Aux dernières élections des Chambres d’agriculture, la Coordination rurale (CR) a fait une percée dans plusieurs départements, au détriment de la FNSEA1. Percée due en partie à sa combativité lors du mouvement de 2024 et à sa posture anti-normes environnementales, anti-bureaucratique, mais sans remise en cause du capitalisme agricole.
En Haute-Vienne, la CR, qui préside la Chambre d’agriculture depuis 2019, a obtenu 51 % des voix, la FNSEA 26 % et la Confédération paysanne 22 %.
Le Limousin est surtout une région d’élevage en plein air, sur des exploitations plutôt petites ou moyennes. Comme partout, le système pousse à l’agrandissement, à l’endettement, avec des situations très diverses. Pour s’en sortir, la plupart des paysans doivent travailler dur, sans garantie de prix, avec des charges qui augmentent et une gestion complexe (mais ce sont aussi des contrôles en contrepartie des aides PAC22 !).
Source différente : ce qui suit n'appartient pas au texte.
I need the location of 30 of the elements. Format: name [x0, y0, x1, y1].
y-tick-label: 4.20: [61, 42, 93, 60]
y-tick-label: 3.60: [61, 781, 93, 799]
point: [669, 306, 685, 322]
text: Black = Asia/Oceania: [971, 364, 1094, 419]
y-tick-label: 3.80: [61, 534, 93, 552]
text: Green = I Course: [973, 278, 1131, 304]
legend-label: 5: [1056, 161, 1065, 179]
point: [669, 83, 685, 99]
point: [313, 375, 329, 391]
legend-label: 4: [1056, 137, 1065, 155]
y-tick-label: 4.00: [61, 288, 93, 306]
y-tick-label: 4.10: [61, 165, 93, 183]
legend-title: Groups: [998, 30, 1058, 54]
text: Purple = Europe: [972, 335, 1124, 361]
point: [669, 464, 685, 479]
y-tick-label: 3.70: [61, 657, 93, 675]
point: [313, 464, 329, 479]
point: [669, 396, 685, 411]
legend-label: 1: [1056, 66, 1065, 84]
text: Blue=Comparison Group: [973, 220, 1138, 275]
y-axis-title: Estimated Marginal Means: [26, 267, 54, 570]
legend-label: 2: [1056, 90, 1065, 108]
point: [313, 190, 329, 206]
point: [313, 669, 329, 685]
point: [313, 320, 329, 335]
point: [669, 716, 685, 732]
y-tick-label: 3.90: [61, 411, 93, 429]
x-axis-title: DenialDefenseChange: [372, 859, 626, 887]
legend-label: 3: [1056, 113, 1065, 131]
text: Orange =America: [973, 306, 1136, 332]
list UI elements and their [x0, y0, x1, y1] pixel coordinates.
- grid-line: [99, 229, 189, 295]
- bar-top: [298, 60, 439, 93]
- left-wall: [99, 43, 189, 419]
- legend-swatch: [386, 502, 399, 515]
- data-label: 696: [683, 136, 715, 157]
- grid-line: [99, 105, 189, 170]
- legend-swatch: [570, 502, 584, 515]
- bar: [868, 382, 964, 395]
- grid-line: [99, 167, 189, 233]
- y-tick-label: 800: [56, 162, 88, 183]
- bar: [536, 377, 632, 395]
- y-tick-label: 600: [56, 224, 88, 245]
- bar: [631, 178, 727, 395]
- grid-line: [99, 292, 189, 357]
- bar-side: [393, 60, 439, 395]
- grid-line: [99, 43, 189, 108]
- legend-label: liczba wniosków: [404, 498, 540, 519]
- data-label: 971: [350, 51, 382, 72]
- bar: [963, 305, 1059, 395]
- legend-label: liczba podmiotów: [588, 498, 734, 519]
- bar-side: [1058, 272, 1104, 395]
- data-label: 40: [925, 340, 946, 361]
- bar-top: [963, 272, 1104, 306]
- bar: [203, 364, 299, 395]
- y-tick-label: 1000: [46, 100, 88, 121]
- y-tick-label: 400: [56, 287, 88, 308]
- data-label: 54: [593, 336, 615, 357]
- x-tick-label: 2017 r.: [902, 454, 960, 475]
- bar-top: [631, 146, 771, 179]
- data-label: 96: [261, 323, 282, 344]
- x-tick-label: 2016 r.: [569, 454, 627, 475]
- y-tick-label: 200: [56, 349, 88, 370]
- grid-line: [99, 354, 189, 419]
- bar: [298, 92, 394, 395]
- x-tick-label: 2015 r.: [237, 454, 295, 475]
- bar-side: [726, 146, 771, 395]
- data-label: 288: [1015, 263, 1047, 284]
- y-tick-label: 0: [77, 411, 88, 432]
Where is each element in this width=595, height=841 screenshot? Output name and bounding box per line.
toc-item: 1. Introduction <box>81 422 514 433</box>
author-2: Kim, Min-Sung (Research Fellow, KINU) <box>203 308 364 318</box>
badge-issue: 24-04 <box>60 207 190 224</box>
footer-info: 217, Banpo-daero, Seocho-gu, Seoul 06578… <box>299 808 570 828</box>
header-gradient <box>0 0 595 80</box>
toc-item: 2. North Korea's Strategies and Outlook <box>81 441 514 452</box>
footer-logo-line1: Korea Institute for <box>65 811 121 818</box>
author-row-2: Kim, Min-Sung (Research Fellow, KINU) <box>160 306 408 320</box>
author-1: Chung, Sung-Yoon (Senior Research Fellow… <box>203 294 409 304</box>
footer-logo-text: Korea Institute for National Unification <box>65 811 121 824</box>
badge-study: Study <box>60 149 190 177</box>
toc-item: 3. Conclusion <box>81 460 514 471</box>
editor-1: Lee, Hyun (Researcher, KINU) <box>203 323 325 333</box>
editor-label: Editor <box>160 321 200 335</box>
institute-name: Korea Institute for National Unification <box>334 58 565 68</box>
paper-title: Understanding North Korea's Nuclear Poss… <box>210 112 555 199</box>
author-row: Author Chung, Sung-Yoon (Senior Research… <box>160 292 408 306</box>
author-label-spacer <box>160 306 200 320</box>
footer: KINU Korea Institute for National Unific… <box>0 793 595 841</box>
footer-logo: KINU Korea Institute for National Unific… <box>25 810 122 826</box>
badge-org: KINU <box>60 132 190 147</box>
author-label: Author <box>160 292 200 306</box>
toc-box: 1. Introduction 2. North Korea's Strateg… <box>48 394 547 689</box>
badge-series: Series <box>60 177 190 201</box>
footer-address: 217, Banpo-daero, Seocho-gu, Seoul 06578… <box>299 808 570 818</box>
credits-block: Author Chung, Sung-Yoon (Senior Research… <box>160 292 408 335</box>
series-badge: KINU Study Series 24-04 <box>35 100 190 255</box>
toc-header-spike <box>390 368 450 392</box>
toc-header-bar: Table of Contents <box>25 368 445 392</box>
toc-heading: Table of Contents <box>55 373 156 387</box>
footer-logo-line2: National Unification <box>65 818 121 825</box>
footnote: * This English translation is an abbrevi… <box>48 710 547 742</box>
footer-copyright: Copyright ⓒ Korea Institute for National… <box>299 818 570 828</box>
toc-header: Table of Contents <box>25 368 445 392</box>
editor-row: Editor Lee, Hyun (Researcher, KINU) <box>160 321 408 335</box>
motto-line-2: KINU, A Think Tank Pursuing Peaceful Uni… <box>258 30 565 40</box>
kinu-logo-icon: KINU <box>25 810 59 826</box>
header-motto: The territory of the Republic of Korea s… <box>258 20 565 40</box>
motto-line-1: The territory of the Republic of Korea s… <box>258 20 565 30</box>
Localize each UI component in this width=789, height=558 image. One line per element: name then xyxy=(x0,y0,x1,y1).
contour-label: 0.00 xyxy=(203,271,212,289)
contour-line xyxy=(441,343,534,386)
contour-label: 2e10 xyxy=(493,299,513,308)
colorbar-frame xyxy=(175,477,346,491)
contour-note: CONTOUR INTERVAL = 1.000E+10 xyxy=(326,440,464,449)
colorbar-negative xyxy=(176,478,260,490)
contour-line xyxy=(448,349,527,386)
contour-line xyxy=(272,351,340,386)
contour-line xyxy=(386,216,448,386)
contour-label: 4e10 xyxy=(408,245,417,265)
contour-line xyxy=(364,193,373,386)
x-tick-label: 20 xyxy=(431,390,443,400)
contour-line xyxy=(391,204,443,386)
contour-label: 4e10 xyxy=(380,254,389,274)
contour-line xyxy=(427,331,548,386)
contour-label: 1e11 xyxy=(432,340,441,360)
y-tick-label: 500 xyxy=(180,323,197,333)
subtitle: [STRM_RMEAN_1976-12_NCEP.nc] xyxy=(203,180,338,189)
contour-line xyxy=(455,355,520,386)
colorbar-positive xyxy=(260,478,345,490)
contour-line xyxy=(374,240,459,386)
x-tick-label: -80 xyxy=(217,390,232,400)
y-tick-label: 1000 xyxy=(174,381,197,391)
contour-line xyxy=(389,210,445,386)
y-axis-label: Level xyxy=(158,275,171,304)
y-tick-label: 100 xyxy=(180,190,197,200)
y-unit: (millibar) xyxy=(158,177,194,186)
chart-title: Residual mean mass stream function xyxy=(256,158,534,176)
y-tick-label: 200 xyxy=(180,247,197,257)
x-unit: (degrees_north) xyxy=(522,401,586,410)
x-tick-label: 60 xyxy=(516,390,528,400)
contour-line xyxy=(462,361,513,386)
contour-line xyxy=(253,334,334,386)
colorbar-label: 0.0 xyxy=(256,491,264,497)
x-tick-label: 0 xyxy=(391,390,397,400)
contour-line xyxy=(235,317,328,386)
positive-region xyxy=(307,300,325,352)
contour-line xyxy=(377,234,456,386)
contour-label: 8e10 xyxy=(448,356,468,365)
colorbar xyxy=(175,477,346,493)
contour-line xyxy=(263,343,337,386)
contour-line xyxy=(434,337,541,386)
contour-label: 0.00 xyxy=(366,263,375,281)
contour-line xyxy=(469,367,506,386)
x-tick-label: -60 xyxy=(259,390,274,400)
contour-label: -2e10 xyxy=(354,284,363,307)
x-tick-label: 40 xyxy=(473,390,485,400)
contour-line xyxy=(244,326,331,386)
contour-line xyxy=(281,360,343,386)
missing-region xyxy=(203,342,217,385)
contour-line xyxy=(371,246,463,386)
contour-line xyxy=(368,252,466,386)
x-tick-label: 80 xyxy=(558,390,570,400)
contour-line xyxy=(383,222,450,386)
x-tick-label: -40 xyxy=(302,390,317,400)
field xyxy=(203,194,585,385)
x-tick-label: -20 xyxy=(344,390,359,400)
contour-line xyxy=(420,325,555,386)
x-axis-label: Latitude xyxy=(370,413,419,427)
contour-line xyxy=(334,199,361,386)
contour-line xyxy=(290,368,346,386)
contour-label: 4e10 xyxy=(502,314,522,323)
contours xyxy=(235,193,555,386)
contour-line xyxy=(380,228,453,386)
La démagogie de la Coordination rurale
« Foutez-nous la paix, laissez-nous travailler » : ce discours démagogique de la CR contre les normes environnementales et les fonctionnaires qui les font appliquer touche et convainc. D’autant plus que la CR 87, très impliquée dans les manifestations de janvier 2024, a vu certains de ses militants inculpés lors des barrages routiers ou des actions contre les institutions, ou pour leur appel à « offrir une prime de 1 000 euros pour tout loup mort », suite à des prédations sur les troupeaux d’ovins.
Elle annonce défendre les petits et les gros, les agriculteurs en conventionnel et ceux en bio. Comme si tous avaient les mêmes intérêts. Elle est fière d’avoir empêché une réunion dénonçant l’installation d’une porcherie industrielle (à moins de 2 000 porcs, plus besoin d’enquête publique depuis le 10 juin 2024 !) : avec la FNSEA, elles ont obtenu un allègement des normes d’installation, ce qui va forcément impacter les terres et l’eau de tous, donc de la ferme bio voisine ! Face à l’inquiétude légitime des éleveurs limousins, elle dénonce l’accord de libre-échange Mercosur, qui permettra l’importation de viande bovine d’Argentine qui, dit-elle, ne respecte pas les « normes sanitaires et de conditions d’élevage et à terme détruiront notre agriculture française » : mais elle demande l’assouplissement de ces normes ici !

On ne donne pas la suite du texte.